•Fourteen consecutive patients with colorectal cancer were included. The following features were identified and then compared between normal and neoplastic mucosa on p-CLE images: vessel shape (straight vs irregular) vessel diameter the‘branching patterns’vessel permeability (fluorescein leakage) and blood flow (normal vs defective flux). Immunohistochemistry was used to confirm the presence and to study the morphology of vascular structures (CD-34 staining) and‘neo-vessels’(WT-1 staining) on tumour and normal mucosal sections.

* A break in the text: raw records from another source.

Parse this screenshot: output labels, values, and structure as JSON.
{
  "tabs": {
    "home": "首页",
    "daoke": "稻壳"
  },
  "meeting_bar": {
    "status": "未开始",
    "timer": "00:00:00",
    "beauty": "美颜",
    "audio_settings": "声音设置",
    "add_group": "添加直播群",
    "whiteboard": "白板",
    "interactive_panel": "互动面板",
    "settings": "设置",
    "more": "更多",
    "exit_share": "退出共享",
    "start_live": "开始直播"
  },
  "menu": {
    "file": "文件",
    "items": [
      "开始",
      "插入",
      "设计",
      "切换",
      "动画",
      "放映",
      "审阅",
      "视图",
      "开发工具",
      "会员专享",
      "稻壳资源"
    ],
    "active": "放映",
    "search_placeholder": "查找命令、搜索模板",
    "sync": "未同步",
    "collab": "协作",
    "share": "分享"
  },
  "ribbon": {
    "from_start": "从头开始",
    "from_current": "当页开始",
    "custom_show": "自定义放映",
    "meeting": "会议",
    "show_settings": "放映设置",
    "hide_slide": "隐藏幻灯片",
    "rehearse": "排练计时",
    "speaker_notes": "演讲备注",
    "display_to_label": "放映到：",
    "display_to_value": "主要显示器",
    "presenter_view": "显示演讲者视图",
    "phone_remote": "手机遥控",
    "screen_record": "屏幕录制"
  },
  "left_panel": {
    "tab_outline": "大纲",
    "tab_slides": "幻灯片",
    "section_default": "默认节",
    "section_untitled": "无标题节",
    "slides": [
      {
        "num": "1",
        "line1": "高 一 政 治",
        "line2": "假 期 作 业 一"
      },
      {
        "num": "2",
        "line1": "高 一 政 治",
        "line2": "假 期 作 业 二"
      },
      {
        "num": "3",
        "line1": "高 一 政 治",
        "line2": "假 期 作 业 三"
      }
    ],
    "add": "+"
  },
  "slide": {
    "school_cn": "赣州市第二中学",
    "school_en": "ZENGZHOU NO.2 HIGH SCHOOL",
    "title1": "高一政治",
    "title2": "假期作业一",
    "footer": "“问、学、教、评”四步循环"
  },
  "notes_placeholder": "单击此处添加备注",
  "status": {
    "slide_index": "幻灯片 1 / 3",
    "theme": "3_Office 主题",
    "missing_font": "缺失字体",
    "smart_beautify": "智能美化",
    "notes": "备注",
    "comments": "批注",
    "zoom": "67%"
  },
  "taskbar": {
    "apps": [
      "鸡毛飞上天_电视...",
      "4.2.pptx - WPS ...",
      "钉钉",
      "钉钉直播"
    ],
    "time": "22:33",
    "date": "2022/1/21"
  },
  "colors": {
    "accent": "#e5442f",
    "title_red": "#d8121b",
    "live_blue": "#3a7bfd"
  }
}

•Tumour vessels appeared as irregular, ectatic and with a highly variable calibre and branching patterns on p-CLE images. The mean diameter of tumour vessels was significantly larger than those in normal mucosa (weighted mean difference 3.38, 95% CI 2.65–4.11, P = 0.01). Similarly, ‘vessel branching’ (OR 2.74, 95% CI 1.23–6.14, P = 0.01), fluorescent dye ‘extravasation’ (OR 3.46, 95% CI 1.39–8.57, P = 0.01) were significantly more frequent in colorectal cancer than in normal colorectal mucosa. Immunohistochemistry corroborated the p-CLE findings, showing higher vascularity in tumour sections due to neoformed vessels, presenting irregular patterns.